Verbal Energy column: When do you use 'viz.' and 'etc.'?

I ran into an old acquaintance on the train the other day, one I hadn't seen for a while, long enough, in fact, to have wondered: Is this one still around?

But then there it was on the page – on page after page.

The acquaintance in question was not a person but a word, or actually an abbreviation – viz. It's short for videlicet, which is Latin for "in other words" or "that is." It is conventionally read aloud as "namely."

For example, "[S]omething seems missing from the polemics and practices of the New Urbanists: viz., a recognition that a certain kind of social order is a prerequisite for traditional urbanism."

The book I was reading in which viz. kept whizzing around was, as my sample suggests, a scholarly book, by a professor at Notre Dame University. He was someone – if I may presume to judge by having met him briefly at the conference where I discovered his book – old enough to have some memory of the Latin mass. If there's anyone for whom Latin is a living language, it would be someone like him.

Viz. is one of several little bits of Latin that are useful space-savers in written English even though they aren't used in conversation – at least not any conversation I've been a party to.

These terms seem too fussy to find a place in contemporary American journalistic writing. They sometimes (often?) mark a piece as scholarly, or least academic, writing – which is why journalists don't like them. (A certain professional antipathy exists between academics and journalists with regard to writing style. Given the two groups' interdependence, I think they should just get over it.)

One English university counsels forthrightly: "The rule about using these Latin abbreviations is very simple: don't use them."

But I'd hate to see them disappear altogether.

"No." as an abbreviation for "number," as in "the No. 1 priority at the White House this week" is another of these. It's the abbreviation for "numero" – the Latin ablative (I'm told by my dictionary) – but it is said aloud as "number." The Monitor's style calls for its use in situations like my White House example.

This is one of those rules I'm glad to etch into consciousness and not have to think about again.

Two others in this group are i.e. (id est, that is) and e.g. (exempli gratia, for example).
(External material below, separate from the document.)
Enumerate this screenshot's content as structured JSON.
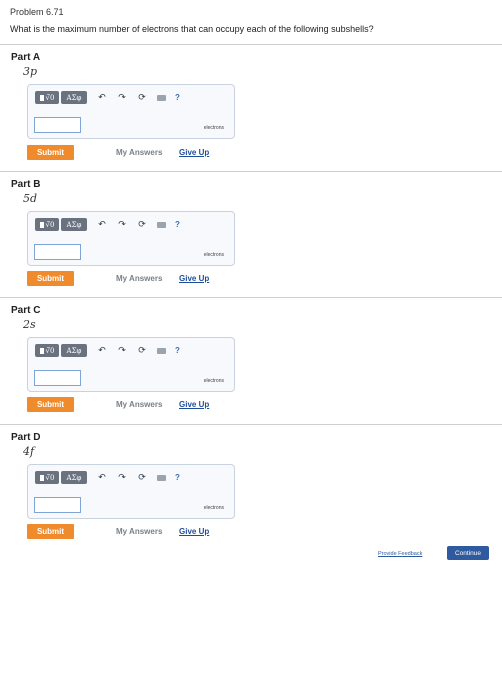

They are widely confused with each other, if rants on the Web are any indication.

But the bit of Latin that can cause editors trouble is et cetera. It is actually used in conversation, in its Latin form, not rendered as "and so forth."

Some sticklers argue that however widely translated et cetera is as "and so forth," it properly means "and the rest." For instance, "In preparation for his trip, he got his tent, sleeping bag, etc., out of the attic."

Especially in an informal context, it's useful to avoid detailing air mattress, boots, and the like. Here etc. becomes shorthand for "all the stuff that he has for a camping trip."

Note that "and the like" is three words to do the work of etc. This is why people like etc.

It's when etc. becomes a stand-in for "yada yada yada" that we get into trouble.

Once upon a time, when I was in Warsaw covering Polish parliamentary elections, I was pressed to enter a competition to forecast the winners. I predicted that the "ETC" party would win 3 percent of the vote. After I'd dropped my entry form into the box, I had a forehead-slapping, "What was I thinking?" moment; but I did win second prize. (I came in No. 2, in other words.)

P.S. – Does anybody actually write P.S. anymore? It's properly "postscript," the afterthought one adds below the signature of a letter – the afterthought that may turn out to be the most important part of the missive. "A Woman seldom writes her Mind but in her Postscript," Sir Richard Steele wrote in The Spectator in 1711. This was before the rules of Capitalization had been settled along modern lines.

But in the age of word processing rather than writing, there's no need to reveal the hierarchy of thoughts and afterthoughts to one's e-mail correspondents.